Abstract
Paleoclimatic reconstructions are carried out using natural archives as indicators of the past climate. The knowledge of the proxy-environment relationship is therefore necessary to investigate the climatic conditions. Comparing different proxies through a high-resolution approach allows achieving a more reliable climate reconstruction. To this purpose, tree rings and peat bogs have been widely used as environmental recorders since they are able to provide annual or few years resolution information, respectively.

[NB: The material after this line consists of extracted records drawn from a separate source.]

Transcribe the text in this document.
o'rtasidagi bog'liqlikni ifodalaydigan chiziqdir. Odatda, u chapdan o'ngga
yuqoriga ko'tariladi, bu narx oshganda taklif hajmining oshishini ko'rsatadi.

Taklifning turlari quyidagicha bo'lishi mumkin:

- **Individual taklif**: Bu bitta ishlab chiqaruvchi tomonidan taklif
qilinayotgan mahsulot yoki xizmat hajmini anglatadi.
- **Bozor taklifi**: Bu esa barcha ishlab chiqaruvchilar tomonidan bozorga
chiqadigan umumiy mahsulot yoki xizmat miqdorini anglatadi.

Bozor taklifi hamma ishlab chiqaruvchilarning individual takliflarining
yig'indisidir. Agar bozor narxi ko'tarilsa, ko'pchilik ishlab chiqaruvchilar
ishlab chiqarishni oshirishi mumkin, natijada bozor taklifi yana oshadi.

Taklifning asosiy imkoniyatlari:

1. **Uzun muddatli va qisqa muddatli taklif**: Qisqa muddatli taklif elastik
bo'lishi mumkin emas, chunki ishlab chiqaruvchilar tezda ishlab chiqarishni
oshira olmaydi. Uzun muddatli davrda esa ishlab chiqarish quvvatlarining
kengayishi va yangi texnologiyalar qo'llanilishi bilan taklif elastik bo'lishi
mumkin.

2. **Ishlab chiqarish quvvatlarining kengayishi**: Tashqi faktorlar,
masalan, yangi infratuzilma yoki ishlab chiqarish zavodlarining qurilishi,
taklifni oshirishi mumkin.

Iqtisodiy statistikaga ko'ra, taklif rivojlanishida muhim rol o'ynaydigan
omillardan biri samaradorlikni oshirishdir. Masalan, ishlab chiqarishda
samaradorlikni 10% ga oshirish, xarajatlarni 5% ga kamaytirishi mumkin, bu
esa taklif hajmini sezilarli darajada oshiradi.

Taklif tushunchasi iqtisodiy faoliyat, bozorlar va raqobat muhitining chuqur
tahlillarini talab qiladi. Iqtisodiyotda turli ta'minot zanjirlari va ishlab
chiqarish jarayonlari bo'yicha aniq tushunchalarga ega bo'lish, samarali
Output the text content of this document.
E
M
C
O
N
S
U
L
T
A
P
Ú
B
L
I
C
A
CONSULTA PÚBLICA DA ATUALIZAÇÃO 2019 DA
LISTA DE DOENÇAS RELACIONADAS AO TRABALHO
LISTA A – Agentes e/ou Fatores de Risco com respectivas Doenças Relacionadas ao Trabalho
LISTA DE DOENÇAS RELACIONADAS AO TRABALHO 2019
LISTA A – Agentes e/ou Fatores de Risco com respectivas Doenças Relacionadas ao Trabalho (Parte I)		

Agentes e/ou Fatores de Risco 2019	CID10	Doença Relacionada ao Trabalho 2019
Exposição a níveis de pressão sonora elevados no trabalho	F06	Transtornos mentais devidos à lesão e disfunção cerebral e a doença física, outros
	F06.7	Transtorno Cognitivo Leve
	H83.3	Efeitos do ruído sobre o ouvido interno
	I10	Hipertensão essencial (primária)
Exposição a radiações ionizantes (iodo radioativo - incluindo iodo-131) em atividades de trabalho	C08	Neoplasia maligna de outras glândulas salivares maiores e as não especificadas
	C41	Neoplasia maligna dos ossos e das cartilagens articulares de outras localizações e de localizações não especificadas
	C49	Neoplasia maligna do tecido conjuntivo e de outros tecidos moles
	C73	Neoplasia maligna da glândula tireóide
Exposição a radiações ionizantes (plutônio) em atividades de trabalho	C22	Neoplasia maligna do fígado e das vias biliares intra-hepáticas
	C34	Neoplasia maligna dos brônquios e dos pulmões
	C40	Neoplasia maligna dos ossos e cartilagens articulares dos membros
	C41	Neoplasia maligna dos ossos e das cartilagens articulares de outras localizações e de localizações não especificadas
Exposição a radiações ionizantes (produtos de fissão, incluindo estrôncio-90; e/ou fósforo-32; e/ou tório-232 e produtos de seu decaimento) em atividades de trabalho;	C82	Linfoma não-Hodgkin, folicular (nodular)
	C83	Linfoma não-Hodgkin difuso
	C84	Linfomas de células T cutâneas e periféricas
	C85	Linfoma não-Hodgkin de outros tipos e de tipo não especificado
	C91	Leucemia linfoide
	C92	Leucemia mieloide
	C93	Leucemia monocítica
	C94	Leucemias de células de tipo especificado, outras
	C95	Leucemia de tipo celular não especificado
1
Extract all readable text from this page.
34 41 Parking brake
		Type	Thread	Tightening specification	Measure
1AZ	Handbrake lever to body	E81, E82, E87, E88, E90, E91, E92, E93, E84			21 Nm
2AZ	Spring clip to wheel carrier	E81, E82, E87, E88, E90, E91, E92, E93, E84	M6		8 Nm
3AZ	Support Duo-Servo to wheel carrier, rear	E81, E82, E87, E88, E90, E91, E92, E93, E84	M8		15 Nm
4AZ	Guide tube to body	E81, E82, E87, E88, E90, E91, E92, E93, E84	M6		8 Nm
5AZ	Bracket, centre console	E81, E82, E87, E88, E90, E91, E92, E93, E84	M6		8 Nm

Several proxies from ombrotrophic peat bogs can be related to the atmospheric conditions and can be used to evaluate the occurrence of dry/wet periods. Among them, subfossil trees, preserved in peat deposits over millennia, are used to reconstruct past temperature and water availability. However, the basic physiological mechanisms which affect the growth of peatland trees are not yet fully known. Generally, the water table depth affects the growth of trees living on a peat bog which are often characterized by narrow rings. In this study, we investigated the climatic drivers influencing two natural archives (peat bog and tree rings) in the South-Eastern Alps. In detail, we characterized tree rings and wood anatomical structure of peatland pine trees and their neighbours growing on a mineral soil. Peatland trees recorded a complex climatic signal, mainly related to summer temperature and precipitation, unstable over time making them unsuitable for long-term reconstructions. Geochemical and biological proxies extracted from the peat core showed changes in the bog conditions across 1500 years. Thanks to a multi-proxy approach, including peat bogs and tree-ring proxies, we were able to assess convergent responses to climatic drivers over time, highlighting a change towards warmer and drier conditions during the last decades.